In the summer budget chancellor George Osborne announced a new NLW of £7.20 an hour for the over-25s, rising to £9 by 2020.
The NLW is distinct from the living wage as calculated by the Living Wage Foundation using the cost of living in London and the rest of the UK. The London living wage is currently £9.15 per hour in London, and £7.85 per hour for the rest of the UK.
The Resolution Foundation analyst Conor D’Arcy added: “The national living wage is a top-up to the minimum wage for over 25s,” he said. “The difference [between the NLW and the living wage] is that the government’s living wage is not calculated using the cost of living.”

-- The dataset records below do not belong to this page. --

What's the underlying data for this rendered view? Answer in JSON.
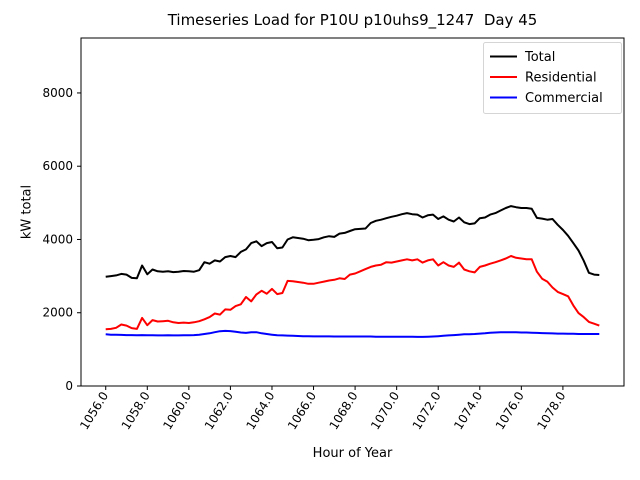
{
  "chart_data": {
    "type": "line",
    "title": "Timeseries Load for P10U p10uhs9_1247  Day 45",
    "xlabel": "Hour of Year",
    "ylabel": "kW total",
    "xlim": [
      1054.81,
      1080.94
    ],
    "ylim": [
      0,
      9500
    ],
    "grid": false,
    "legend_position": "upper-right",
    "x_tick_values": [
      1056,
      1058,
      1060,
      1062,
      1064,
      1066,
      1068,
      1070,
      1072,
      1074,
      1076,
      1078
    ],
    "x_tick_labels": [
      "1056.0",
      "1058.0",
      "1060.0",
      "1062.0",
      "1064.0",
      "1066.0",
      "1068.0",
      "1070.0",
      "1072.0",
      "1074.0",
      "1076.0",
      "1078.0"
    ],
    "y_tick_values": [
      0,
      2000,
      4000,
      6000,
      8000
    ],
    "y_tick_labels": [
      "0",
      "2000",
      "4000",
      "6000",
      "8000"
    ],
    "x": [
      1056.0,
      1056.25,
      1056.5,
      1056.75,
      1057.0,
      1057.25,
      1057.5,
      1057.75,
      1058.0,
      1058.25,
      1058.5,
      1058.75,
      1059.0,
      1059.25,
      1059.5,
      1059.75,
      1060.0,
      1060.25,
      1060.5,
      1060.75,
      1061.0,
      1061.25,
      1061.5,
      1061.75,
      1062.0,
      1062.25,
      1062.5,
      1062.75,
      1063.0,
      1063.25,
      1063.5,
      1063.75,
      1064.0,
      1064.25,
      1064.5,
      1064.75,
      1065.0,
      1065.25,
      1065.5,
      1065.75,
      1066.0,
      1066.25,
      1066.5,
      1066.75,
      1067.0,
      1067.25,
      1067.5,
      1067.75,
      1068.0,
      1068.25,
      1068.5,
      1068.75,
      1069.0,
      1069.25,
      1069.5,
      1069.75,
      1070.0,
      1070.25,
      1070.5,
      1070.75,
      1071.0,
      1071.25,
      1071.5,
      1071.75,
      1072.0,
      1072.25,
      1072.5,
      1072.75,
      1073.0,
      1073.25,
      1073.5,
      1073.75,
      1074.0,
      1074.25,
      1074.5,
      1074.75,
      1075.0,
      1075.25,
      1075.5,
      1075.75,
      1076.0,
      1076.25,
      1076.5,
      1076.75,
      1077.0,
      1077.25,
      1077.5,
      1077.75,
      1078.0,
      1078.25,
      1078.5,
      1078.75,
      1079.0,
      1079.25,
      1079.5,
      1079.75
    ],
    "series": [
      {
        "name": "Total",
        "color": "#000000",
        "values": [
          2980,
          3000,
          3020,
          3060,
          3040,
          2950,
          2940,
          3290,
          3050,
          3180,
          3130,
          3120,
          3130,
          3110,
          3120,
          3140,
          3130,
          3120,
          3160,
          3380,
          3340,
          3430,
          3400,
          3520,
          3550,
          3520,
          3660,
          3730,
          3900,
          3950,
          3820,
          3900,
          3930,
          3760,
          3780,
          4000,
          4060,
          4040,
          4020,
          3980,
          3990,
          4010,
          4060,
          4090,
          4070,
          4160,
          4180,
          4230,
          4280,
          4290,
          4300,
          4450,
          4510,
          4540,
          4580,
          4620,
          4650,
          4690,
          4720,
          4690,
          4680,
          4600,
          4660,
          4680,
          4560,
          4630,
          4540,
          4490,
          4600,
          4470,
          4420,
          4440,
          4580,
          4600,
          4680,
          4720,
          4790,
          4860,
          4910,
          4880,
          4860,
          4860,
          4840,
          4590,
          4570,
          4540,
          4560,
          4400,
          4260,
          4100,
          3900,
          3700,
          3420,
          3090,
          3040,
          3030
        ]
      },
      {
        "name": "Residential",
        "color": "#ff0000",
        "values": [
          1550,
          1560,
          1590,
          1680,
          1650,
          1580,
          1560,
          1860,
          1660,
          1800,
          1760,
          1770,
          1780,
          1740,
          1720,
          1730,
          1720,
          1740,
          1770,
          1820,
          1880,
          1980,
          1950,
          2090,
          2080,
          2180,
          2230,
          2430,
          2310,
          2500,
          2600,
          2520,
          2650,
          2510,
          2540,
          2870,
          2860,
          2840,
          2820,
          2790,
          2790,
          2820,
          2850,
          2880,
          2900,
          2940,
          2920,
          3040,
          3070,
          3130,
          3190,
          3250,
          3290,
          3310,
          3380,
          3370,
          3400,
          3430,
          3460,
          3430,
          3460,
          3370,
          3430,
          3460,
          3290,
          3380,
          3290,
          3250,
          3370,
          3180,
          3130,
          3100,
          3250,
          3290,
          3340,
          3380,
          3430,
          3480,
          3550,
          3500,
          3480,
          3460,
          3460,
          3120,
          2930,
          2850,
          2690,
          2570,
          2510,
          2450,
          2200,
          1990,
          1880,
          1750,
          1700,
          1650
        ]
      },
      {
        "name": "Commercial",
        "color": "#0000ff",
        "values": [
          1410,
          1400,
          1400,
          1395,
          1390,
          1390,
          1385,
          1390,
          1385,
          1385,
          1380,
          1380,
          1385,
          1380,
          1380,
          1385,
          1385,
          1390,
          1400,
          1420,
          1440,
          1470,
          1495,
          1505,
          1500,
          1480,
          1460,
          1450,
          1465,
          1470,
          1440,
          1420,
          1400,
          1385,
          1380,
          1375,
          1370,
          1365,
          1360,
          1360,
          1355,
          1355,
          1355,
          1355,
          1350,
          1350,
          1350,
          1350,
          1350,
          1350,
          1350,
          1350,
          1345,
          1345,
          1345,
          1345,
          1345,
          1345,
          1345,
          1345,
          1340,
          1340,
          1345,
          1350,
          1360,
          1370,
          1380,
          1390,
          1400,
          1410,
          1415,
          1420,
          1430,
          1440,
          1455,
          1460,
          1465,
          1465,
          1465,
          1465,
          1460,
          1460,
          1455,
          1450,
          1445,
          1440,
          1435,
          1430,
          1430,
          1425,
          1425,
          1420,
          1420,
          1420,
          1420,
          1420
        ]
      }
    ]
  }
}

The Foundation revealed some of the benefits to be brought by the NLW, with the biggest average wage gains going to workers aged 25 to 30. People in this age bracket will see their average annual pay increase by £890 in 2020, the Foundation reported. Three out of 10 (29%) female employees in the country are set to receive pay rises as the NLW comes into force.
Neil Jameson, executive director at community charity Citizens UK, said: “Mr Osborne has set a courageous example and we don’t wish to discourage him. We will from next year have the highest minimum wage in Europe, which we should be proud of. But the government shouldn’t have taken the phrase ‘living wage’.”
Stephen Uden, head of corporate citizenship for Nationwide Building Society, said there are three major benefits of the living wage as set by the Living Wage Foundation; it is voluntary, independent, and inclusive of all ages.
“The fact it doesn’t exclude under 25s makes a real difference,” he said. “I think most employers want to do the right thing.”